Kenyataan itu membuat terkejut campur bingung. Ketika e-mail semacam itu baru satu dua, saya hanya terkejut. Tetapi, ketika jumlahnya makin banyak, saya jadi bingung. Terkejut, dan bingung, betapa perempuan-perempuan yang tidak pernah melihat saya itu bisa “jatuh cinta” sampai menyatakan cintanya, bahkan ada yang terang-terangan ingin dijadikan pacar, hanya karena membaca tulisan-tulisan saya.

Sejujurnya, saya tidak tahu apa yang harus saya lakukan pada e-mail-e-mail semacam itu. Karena kebingungan itu pula, saya terpaksa menulis catatan ini, sebagai semacam “jawaban umum” kepada siapa pun yang pernah mengirim “surat cinta”.

Terus terang, sebenarnya, saya pernah “trauma” dengan masalah semacam ini. Sekitar dua tahun yang lalu, ada seorang perempuan yang mengirim “surat cinta” melalui e-mail. Karena dia juga blogger, kami pun saling kenal. Tapi hanya sebatas itu. Sampai kemudian, dia mengirim e-mail yang berisi pernyataan cinta. Saya tidak menanggapi. Pertama karena saya memang tidak tahu bagaimana menanggapinya, dan kedua karena ada banyak e-mail lain yang lebih penting untuk ditanggapi.

Lalu perempuan itu mengirim e-mail lagi. Saya tetap tidak membalas. Setelah itu, dia terus-menerus mengirim e-mail ke inbox saya—isinya macam-macam—bahkan sampai mengirimkan foto-fotonya. Dia melakukan itu, nyaris setiap hari.

Sebagai manusia, saya punya batas kesabaran. Tentu saya menghargai perasaannya, dan menghormati pernyataan cintanya. Tetapi ulahnya yang sangat mengganggu—yang terus-menerus mengirim e-mail tidak jelas, sampai mengirimkan foto-fotonya—akhirnya menguras kesabaran. Tepat ketika saya sedang stres, dia kembali mengirim e-mail semacam itu, dan amarah saya pun meletup. Dengan jengkel, saya membalas e-mail-nya, menyatakan terus terang bahwa saya sangat terganggu oleh ulahnya yang memalukan.

Sejak itu, dia tidak berkirim e-mail lagi—karena alamat e-mail-nya saya blokir. Tapi kemudian dia mencaci-maki dan menjelek-jelekkan saya di belakang, dengan cara yang sangat kampungan. Oh, saya tahu—sangat mudah mengetahuinya. Bahkan, kalau mau, saya bisa meng-capture caci-maki itu di sini, agar orang-orang tahu siapa yang saya maksud. Tapi saya tidak serendah itu.

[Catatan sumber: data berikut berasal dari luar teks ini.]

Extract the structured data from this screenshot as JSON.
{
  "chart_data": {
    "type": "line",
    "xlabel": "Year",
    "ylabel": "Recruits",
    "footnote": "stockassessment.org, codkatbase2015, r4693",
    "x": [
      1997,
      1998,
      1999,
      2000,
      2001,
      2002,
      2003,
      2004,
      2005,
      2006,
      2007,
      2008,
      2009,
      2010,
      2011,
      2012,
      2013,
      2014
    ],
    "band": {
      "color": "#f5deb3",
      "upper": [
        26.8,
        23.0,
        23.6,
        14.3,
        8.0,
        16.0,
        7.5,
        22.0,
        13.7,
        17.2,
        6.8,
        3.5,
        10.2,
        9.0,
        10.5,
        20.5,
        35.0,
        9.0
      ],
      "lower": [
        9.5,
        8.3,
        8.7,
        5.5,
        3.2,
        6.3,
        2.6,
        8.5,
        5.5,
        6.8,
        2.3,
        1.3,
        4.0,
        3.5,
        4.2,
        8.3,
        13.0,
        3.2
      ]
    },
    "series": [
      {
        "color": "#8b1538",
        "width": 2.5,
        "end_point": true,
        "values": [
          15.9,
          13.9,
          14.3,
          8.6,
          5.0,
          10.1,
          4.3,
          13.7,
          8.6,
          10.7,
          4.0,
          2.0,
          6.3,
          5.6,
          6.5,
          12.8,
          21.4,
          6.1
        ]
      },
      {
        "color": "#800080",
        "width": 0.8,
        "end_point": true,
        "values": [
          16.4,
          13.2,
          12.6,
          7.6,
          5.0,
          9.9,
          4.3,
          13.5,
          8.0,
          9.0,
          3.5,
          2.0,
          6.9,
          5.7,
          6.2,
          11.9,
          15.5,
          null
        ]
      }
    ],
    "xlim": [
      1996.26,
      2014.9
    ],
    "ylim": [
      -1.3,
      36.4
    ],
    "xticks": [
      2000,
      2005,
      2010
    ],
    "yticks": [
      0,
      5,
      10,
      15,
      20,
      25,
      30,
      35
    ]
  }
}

Dari pengalaman itu pulalah, saya mulai jaga jarak dengan siapa pun di dunia maya, khususnya perempuan, akibat perasaan “trauma” yang saya alami. Pengalaman itu mengajarkan kepada saya, bahwa tidak semua perempuan memiliki kepekaan. Fakta bahwa saya tidak menanggapi pernyataan cintanya, mestinya bisa membuatnya peka untuk menyadari bahwa saya tidak menanggapinya. Tapi rupanya tidak semua perempuan memiliki kepekaan seperti yang saya bayangkan.

Untungnya, hanya satu perempuan yang semacam itu. Setidaknya, rata-rata perempuan lain yang pernah mengirimkan “surat cinta” kepada saya melakukannya dengan lebih baik dan lebih cantik. Setelah satu kali “surat cinta” mereka tidak saya tanggapi, mereka pun berhenti. Untuk perempuan-perempuan yang baik dan cantik itulah saya menulis catatan ini, dan saya berharap mereka bisa memahami.

....
....

Sebagai lelaki, saya sangat tersanjung dengan “surat-surat cinta” yang pernah saya terima. Tidak semua lelaki bisa mendapat surat cinta dari banyak perempuan, dan saya sangat menghargai hal itu.

Beberapa pernyataan cinta yang pernah saya baca bahkan sangat indah, dengan sanjungan yang begitu lembut, hingga saya amat terharu. Tuhan tahu, saya sangat menghargai semua itu, dan saya sangat menghormatinya. Fakta bahwa kalian “jatuh cinta” kepada saya tanpa pernah melihat saya, benar-benar membuat saya merasa menjadi manusia seutuhnya. Yang dicintai, dan dikasihi, tanpa pamrih.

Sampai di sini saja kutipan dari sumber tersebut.